N. KOREA FIRES MISSILE OVER JAPAN
Flight over Japan comes shortly after powerful nuclear test
North Korea launched a missile over Japan Friday morning, one day after the country, led by Kim Jong Un, left, threatened to use weapons to “sink” Japan and turn the United States to “ashes and darkness.”
North Korea fired a missile early Friday morning over Japan, less than two weeks after its most powerful nuclear test ever, South Korea’s military reported.
The missile was fired from Sunan, the location of the international airport serving Pyongyang, North Korea’s capital, and flew eastward over Japan, according to the South Korean military. It flew around 3,700 kilometers or 2,300 miles, according to South Korea’s Joint Chiefs of Staff, and reached a maximum altitude of roughly 770 kilometers or 478 miles.
Japanese Foreign Minister Taro Kono said it appeared to be an Intercontinental Ballistic Missile based on its range, NHK said.
Japan’s J-ALERT emergency warning system sent out alert messages on Friday advising residents to take shelter indoors or underground. The alert said that the missile appeared to have flown over the Kanto region, according to NHK.
The government was advising residents to stay away from anything that could be missile debris, according to NHK.
President Trump was briefed on the missile launch by chief of staff John Kelly, the White House said.
In a statement, Secretary of State Rex Tillerson said that the missile launch would “only deepen North Korea’s diplomatic and economic isolation,” and called on China and Russia to take further measures against the Kim regime.
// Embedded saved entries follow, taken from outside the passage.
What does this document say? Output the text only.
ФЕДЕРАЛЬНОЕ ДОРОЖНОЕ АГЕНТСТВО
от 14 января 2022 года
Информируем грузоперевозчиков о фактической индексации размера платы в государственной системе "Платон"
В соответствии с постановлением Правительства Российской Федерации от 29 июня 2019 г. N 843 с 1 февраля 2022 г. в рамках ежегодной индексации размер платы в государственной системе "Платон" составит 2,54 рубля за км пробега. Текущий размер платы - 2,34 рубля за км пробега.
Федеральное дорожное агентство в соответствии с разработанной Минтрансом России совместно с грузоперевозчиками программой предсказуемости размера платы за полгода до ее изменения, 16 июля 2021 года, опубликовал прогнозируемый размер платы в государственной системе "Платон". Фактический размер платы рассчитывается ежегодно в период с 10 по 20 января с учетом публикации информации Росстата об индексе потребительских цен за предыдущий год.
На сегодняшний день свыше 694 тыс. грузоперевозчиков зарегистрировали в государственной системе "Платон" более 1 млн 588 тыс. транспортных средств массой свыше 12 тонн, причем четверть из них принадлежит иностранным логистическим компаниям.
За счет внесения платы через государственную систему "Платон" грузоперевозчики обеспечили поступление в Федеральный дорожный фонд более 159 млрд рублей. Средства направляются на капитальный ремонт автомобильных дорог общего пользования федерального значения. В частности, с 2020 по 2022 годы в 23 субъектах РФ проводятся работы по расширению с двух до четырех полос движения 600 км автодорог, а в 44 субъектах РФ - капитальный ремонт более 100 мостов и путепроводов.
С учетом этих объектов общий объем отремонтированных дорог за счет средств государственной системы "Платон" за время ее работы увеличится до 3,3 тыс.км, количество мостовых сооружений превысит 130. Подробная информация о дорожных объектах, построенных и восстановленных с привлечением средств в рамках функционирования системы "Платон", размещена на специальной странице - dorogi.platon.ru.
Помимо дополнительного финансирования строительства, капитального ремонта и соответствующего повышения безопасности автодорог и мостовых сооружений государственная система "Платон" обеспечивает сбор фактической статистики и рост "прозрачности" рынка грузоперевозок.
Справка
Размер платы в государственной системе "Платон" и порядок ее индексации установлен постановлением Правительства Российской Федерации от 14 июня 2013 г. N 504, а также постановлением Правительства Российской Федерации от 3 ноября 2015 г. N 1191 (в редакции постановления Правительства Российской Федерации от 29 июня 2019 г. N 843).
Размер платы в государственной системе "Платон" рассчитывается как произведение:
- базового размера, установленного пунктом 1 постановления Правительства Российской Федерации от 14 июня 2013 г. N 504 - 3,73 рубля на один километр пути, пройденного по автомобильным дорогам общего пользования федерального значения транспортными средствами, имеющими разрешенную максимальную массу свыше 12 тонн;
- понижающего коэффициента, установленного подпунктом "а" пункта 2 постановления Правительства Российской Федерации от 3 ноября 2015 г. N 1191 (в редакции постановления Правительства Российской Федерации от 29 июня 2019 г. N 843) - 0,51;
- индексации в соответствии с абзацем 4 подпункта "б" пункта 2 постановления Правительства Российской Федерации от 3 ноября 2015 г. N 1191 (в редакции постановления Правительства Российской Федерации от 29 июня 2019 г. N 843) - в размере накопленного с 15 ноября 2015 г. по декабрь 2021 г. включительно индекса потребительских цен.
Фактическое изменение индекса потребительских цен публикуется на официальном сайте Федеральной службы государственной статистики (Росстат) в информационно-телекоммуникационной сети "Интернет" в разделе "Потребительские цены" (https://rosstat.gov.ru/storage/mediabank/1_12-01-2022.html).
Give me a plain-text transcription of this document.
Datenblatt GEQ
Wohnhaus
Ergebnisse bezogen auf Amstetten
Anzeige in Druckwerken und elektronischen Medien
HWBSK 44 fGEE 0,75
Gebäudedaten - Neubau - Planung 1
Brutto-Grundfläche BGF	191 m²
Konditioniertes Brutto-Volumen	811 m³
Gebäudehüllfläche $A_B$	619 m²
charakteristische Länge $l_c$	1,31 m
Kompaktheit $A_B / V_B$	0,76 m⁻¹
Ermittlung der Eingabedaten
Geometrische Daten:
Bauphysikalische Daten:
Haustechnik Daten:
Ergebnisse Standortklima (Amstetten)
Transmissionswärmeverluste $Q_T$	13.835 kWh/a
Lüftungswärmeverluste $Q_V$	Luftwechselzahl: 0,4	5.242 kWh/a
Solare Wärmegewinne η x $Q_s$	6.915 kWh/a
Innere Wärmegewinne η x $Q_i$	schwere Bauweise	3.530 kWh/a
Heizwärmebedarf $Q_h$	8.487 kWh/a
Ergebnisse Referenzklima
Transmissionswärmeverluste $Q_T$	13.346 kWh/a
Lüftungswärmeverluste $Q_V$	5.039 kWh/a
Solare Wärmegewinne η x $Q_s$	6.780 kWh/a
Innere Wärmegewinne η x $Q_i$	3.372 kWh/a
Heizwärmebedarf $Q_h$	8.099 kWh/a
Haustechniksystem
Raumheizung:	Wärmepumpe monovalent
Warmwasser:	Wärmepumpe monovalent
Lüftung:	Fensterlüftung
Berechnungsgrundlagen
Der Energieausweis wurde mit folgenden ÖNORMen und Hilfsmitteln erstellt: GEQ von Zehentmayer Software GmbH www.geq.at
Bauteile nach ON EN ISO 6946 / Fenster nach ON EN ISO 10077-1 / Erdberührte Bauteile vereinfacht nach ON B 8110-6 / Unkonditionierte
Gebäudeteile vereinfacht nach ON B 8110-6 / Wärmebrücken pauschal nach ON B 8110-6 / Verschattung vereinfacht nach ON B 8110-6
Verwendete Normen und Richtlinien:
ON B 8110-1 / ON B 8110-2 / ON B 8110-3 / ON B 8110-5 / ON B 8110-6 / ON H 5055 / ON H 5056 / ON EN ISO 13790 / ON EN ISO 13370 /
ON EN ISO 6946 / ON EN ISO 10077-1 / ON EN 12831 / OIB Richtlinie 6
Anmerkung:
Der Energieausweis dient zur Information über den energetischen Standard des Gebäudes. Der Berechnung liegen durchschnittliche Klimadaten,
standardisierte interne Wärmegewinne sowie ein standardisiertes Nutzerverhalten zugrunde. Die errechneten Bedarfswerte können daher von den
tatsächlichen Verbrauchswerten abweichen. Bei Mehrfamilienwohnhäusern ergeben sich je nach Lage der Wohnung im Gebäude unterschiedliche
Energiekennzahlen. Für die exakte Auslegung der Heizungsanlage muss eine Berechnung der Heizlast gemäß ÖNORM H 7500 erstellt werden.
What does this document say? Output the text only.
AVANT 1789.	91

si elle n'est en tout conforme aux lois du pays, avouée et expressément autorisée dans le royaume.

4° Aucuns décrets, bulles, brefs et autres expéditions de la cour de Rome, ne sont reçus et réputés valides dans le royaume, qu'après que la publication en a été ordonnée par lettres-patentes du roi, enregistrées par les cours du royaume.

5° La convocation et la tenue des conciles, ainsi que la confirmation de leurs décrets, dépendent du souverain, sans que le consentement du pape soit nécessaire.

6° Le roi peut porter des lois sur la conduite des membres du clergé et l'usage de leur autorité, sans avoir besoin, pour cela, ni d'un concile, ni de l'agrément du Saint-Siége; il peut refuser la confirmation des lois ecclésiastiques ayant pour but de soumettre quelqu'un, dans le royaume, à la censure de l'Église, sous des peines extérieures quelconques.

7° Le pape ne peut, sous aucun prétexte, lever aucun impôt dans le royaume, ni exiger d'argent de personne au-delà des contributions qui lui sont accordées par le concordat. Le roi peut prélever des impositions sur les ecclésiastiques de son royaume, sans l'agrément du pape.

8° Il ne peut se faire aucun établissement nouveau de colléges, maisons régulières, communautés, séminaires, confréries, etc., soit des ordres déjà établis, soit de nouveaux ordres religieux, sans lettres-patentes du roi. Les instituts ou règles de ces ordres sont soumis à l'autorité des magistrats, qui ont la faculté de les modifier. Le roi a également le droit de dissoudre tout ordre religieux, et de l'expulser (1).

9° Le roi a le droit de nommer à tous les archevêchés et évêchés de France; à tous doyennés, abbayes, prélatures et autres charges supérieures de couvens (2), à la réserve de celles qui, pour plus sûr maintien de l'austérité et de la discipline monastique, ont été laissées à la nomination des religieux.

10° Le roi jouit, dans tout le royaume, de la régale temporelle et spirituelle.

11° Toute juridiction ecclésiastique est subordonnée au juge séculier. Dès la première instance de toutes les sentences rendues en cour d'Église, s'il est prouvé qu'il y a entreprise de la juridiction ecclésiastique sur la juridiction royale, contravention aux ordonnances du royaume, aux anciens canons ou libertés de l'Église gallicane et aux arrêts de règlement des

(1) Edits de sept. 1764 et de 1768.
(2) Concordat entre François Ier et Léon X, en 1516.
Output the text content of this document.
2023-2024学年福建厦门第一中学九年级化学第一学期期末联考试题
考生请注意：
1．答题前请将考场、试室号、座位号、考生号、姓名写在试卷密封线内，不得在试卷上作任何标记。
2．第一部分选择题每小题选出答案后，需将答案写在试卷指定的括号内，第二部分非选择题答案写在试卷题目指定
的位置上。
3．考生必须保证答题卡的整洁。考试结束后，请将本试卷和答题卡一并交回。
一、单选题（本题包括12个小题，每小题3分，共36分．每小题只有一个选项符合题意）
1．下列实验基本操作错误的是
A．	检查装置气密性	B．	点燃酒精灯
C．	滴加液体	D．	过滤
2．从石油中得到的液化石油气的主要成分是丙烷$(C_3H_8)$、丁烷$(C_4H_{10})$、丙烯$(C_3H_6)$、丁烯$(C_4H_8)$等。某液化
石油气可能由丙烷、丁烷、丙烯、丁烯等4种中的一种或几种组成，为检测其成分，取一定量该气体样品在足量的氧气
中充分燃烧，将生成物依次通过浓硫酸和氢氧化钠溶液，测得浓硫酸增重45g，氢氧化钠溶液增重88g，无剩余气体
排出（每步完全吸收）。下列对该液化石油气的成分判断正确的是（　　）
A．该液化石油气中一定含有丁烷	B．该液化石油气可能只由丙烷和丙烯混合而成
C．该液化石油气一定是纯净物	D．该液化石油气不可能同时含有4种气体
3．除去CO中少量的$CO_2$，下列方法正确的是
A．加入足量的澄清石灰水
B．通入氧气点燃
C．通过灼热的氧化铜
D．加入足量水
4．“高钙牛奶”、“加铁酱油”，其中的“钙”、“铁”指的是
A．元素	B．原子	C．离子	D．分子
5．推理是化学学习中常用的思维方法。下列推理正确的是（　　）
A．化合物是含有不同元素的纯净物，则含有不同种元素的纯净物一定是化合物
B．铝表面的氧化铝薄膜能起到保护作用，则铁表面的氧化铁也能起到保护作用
“China supplies North Korea with most of its oil. Russia is the largest employer of North Korean forced labor. China and Russia must indicate their intolerance for these reckless missile launches by taking direct actions of their own,” he said.
The North American Aerospace Defense Command, or NORAD, said the missile did not pose a threat to North America, and U.S. Pacific Command determined it did not pose a threat to the U.S. territory of Guam, Cmdr. Dave Benham, spokesman for U.S. Pacific Command, told USA TODAY via e-mail.
The United Nations Security Council will meet Friday at 3 p.m. in response to the launch, Reuters reported, citing diplomats.
A man in Tokyo watches TV news coverage of North Korean leader Kim Jong Un. North Korea threatened to destroy Japan.